What you missed at Sunday’s CLWGÂ June 2010 meeting (unless you were one of those present) were some good conversations and two games:
Come One, Come Eorl – another megagame tryout from Andy Hadley; and
D-Day beach landing – an improvised game by Jim Wallman
We started with a chat as Jim, Mukul & I watched some of the Stalingrad episode of World at War which Jim had on DVD on his laptop. This while we cut out some of the cards for playing Come One Come Eorl. Once John Rutherford, Andrew Hadley & Brian Cameron also arrived we started playing.
Come One Come Eorl
This was another tryout of the streamlined rules using the Welsh part of the game. I found that it was relatively easy to pick up, although there was obviously come benefit to be had from having played in a previous version and understanding who all the characters were and what they were after. In all we had a very civilised approach, rapidly came to a relatively amicable settlement of power and lands and then attacked the English. We sent out two colums, with myself in charge of the Northern one and fought in three battles, being victorious in both the ones I was fighting in (not a coincidence I believe).
Overall I had a positive experience and think that this is probably more or less done from a mechanistic point of view. There needs to be a little more work on fleshing out the briefings, but Andrew already knew that as we were working off the previous set with hand-written amendments. The game pieces were good, and the suggestion there was around making each army easeir to identify by using flags stuck onto foamboard counters.
I look forward to playing the megagame.
D-Day Beach Landing
Seeing as it was 6th June we couldn’t have a meeting and not have a session about the Normandy Landings.
Jim had drawn a map of a typical beach sector on a large piece of squared paper. The Germans were pre-positioned and fired at the closest target they could see. There was also some random artillery/mortar fire using a couple of dice and the map grid to determine where it landed.
The attacking forces were two companies of infantry with some supporting assault pioneers and a mortar. Jim had found some generic ‘jenga’ blocks in a local pound shop and used these to produce a series of section level markers. The system was very simple, each section could take up to five hits (being eliminated on the fifth hit), had to roll 1d6 and score more than the number of hits sustained to leave cover, and moved 1d6 squares each turn. When being shot at hits were scored on a 6, or 5 & 6 if in the open.

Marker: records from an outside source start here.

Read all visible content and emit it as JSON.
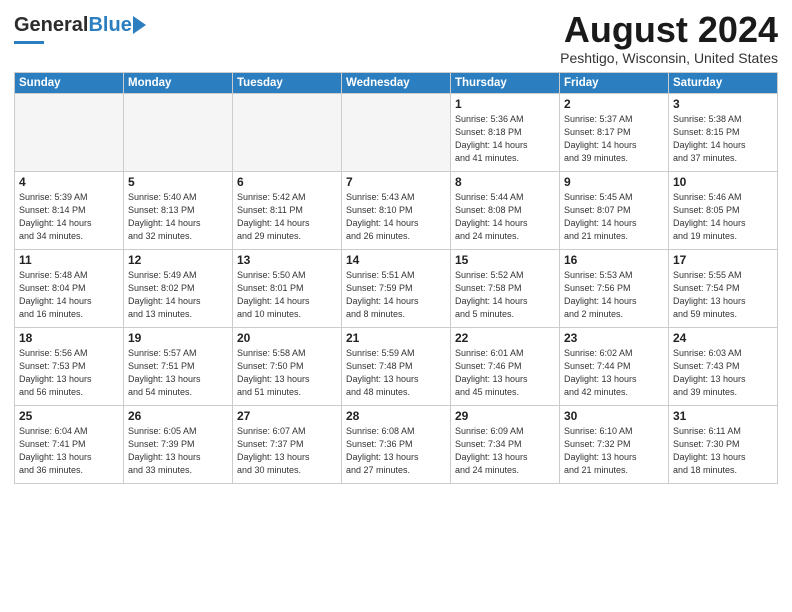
{
  "header": {
    "logo_general": "General",
    "logo_blue": "Blue",
    "month_title": "August 2024",
    "location": "Peshtigo, Wisconsin, United States"
  },
  "days_of_week": [
    "Sunday",
    "Monday",
    "Tuesday",
    "Wednesday",
    "Thursday",
    "Friday",
    "Saturday"
  ],
  "weeks": [
    [
      {
        "day": "",
        "empty": true
      },
      {
        "day": "",
        "empty": true
      },
      {
        "day": "",
        "empty": true
      },
      {
        "day": "",
        "empty": true
      },
      {
        "day": "1",
        "info": "Sunrise: 5:36 AM\nSunset: 8:18 PM\nDaylight: 14 hours\nand 41 minutes."
      },
      {
        "day": "2",
        "info": "Sunrise: 5:37 AM\nSunset: 8:17 PM\nDaylight: 14 hours\nand 39 minutes."
      },
      {
        "day": "3",
        "info": "Sunrise: 5:38 AM\nSunset: 8:15 PM\nDaylight: 14 hours\nand 37 minutes."
      }
    ],
    [
      {
        "day": "4",
        "info": "Sunrise: 5:39 AM\nSunset: 8:14 PM\nDaylight: 14 hours\nand 34 minutes."
      },
      {
        "day": "5",
        "info": "Sunrise: 5:40 AM\nSunset: 8:13 PM\nDaylight: 14 hours\nand 32 minutes."
      },
      {
        "day": "6",
        "info": "Sunrise: 5:42 AM\nSunset: 8:11 PM\nDaylight: 14 hours\nand 29 minutes."
      },
      {
        "day": "7",
        "info": "Sunrise: 5:43 AM\nSunset: 8:10 PM\nDaylight: 14 hours\nand 26 minutes."
      },
      {
        "day": "8",
        "info": "Sunrise: 5:44 AM\nSunset: 8:08 PM\nDaylight: 14 hours\nand 24 minutes."
      },
      {
        "day": "9",
        "info": "Sunrise: 5:45 AM\nSunset: 8:07 PM\nDaylight: 14 hours\nand 21 minutes."
      },
      {
        "day": "10",
        "info": "Sunrise: 5:46 AM\nSunset: 8:05 PM\nDaylight: 14 hours\nand 19 minutes."
      }
    ],
    [
      {
        "day": "11",
        "info": "Sunrise: 5:48 AM\nSunset: 8:04 PM\nDaylight: 14 hours\nand 16 minutes."
      },
      {
        "day": "12",
        "info": "Sunrise: 5:49 AM\nSunset: 8:02 PM\nDaylight: 14 hours\nand 13 minutes."
      },
      {
        "day": "13",
        "info": "Sunrise: 5:50 AM\nSunset: 8:01 PM\nDaylight: 14 hours\nand 10 minutes."
      },
      {
        "day": "14",
        "info": "Sunrise: 5:51 AM\nSunset: 7:59 PM\nDaylight: 14 hours\nand 8 minutes."
      },
      {
        "day": "15",
        "info": "Sunrise: 5:52 AM\nSunset: 7:58 PM\nDaylight: 14 hours\nand 5 minutes."
      },
      {
        "day": "16",
        "info": "Sunrise: 5:53 AM\nSunset: 7:56 PM\nDaylight: 14 hours\nand 2 minutes."
      },
      {
        "day": "17",
        "info": "Sunrise: 5:55 AM\nSunset: 7:54 PM\nDaylight: 13 hours\nand 59 minutes."
      }
    ],
    [
      {
        "day": "18",
        "info": "Sunrise: 5:56 AM\nSunset: 7:53 PM\nDaylight: 13 hours\nand 56 minutes."
      },
      {
        "day": "19",
        "info": "Sunrise: 5:57 AM\nSunset: 7:51 PM\nDaylight: 13 hours\nand 54 minutes."
      },
      {
        "day": "20",
        "info": "Sunrise: 5:58 AM\nSunset: 7:50 PM\nDaylight: 13 hours\nand 51 minutes."
      },
      {
        "day": "21",
        "info": "Sunrise: 5:59 AM\nSunset: 7:48 PM\nDaylight: 13 hours\nand 48 minutes."
      },
      {
        "day": "22",
        "info": "Sunrise: 6:01 AM\nSunset: 7:46 PM\nDaylight: 13 hours\nand 45 minutes."
      },
      {
        "day": "23",
        "info": "Sunrise: 6:02 AM\nSunset: 7:44 PM\nDaylight: 13 hours\nand 42 minutes."
      },
      {
        "day": "24",
        "info": "Sunrise: 6:03 AM\nSunset: 7:43 PM\nDaylight: 13 hours\nand 39 minutes."
      }
    ],
    [
      {
        "day": "25",
        "info": "Sunrise: 6:04 AM\nSunset: 7:41 PM\nDaylight: 13 hours\nand 36 minutes."
      },
      {
        "day": "26",
        "info": "Sunrise: 6:05 AM\nSunset: 7:39 PM\nDaylight: 13 hours\nand 33 minutes."
      },
      {
        "day": "27",
        "info": "Sunrise: 6:07 AM\nSunset: 7:37 PM\nDaylight: 13 hours\nand 30 minutes."
      },
      {
        "day": "28",
        "info": "Sunrise: 6:08 AM\nSunset: 7:36 PM\nDaylight: 13 hours\nand 27 minutes."
      },
      {
        "day": "29",
        "info": "Sunrise: 6:09 AM\nSunset: 7:34 PM\nDaylight: 13 hours\nand 24 minutes."
      },
      {
        "day": "30",
        "info": "Sunrise: 6:10 AM\nSunset: 7:32 PM\nDaylight: 13 hours\nand 21 minutes."
      },
      {
        "day": "31",
        "info": "Sunrise: 6:11 AM\nSunset: 7:30 PM\nDaylight: 13 hours\nand 18 minutes."
      }
    ]
  ]
}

I started as a company commander, but managed to get killed as I got off the landing craft. I then moved to being the senior platoon commander as the Company 2ic took over command. I then became the Coy 2ic as well as being a Pl Comd. We took about 40% casualties on the beach but managed to get mortars producing smoke to screen the closest bunkers from effective MG fire. The assault pioneers then blew a hole in the wire and I personally assualted a bunker because I couldn’t make any of the troops come with me. This proved decisive and we were then able to move more freely and outflank the central bunker and deal with it.
The other company didn’t fare quite as well as we did, but it also managed, eventually, to get off the beach. What the game had going for it was the relative simplicity of the mechanisms and the realistic level of control (or rather lack thereof) of the troops. Once casualties had been taken it became harder and harder to make troops do what you wanted. Also the plan was what counted, and how troops landed in the wrong place interpretted it. We had a slightly better time than the other company simply because there was less ambiguity on the bit of beach we landed on, so the chance of misinterpretation was lower. Most of uor company ended up in front of the correct breach point, although a couple of sections went right instead of left.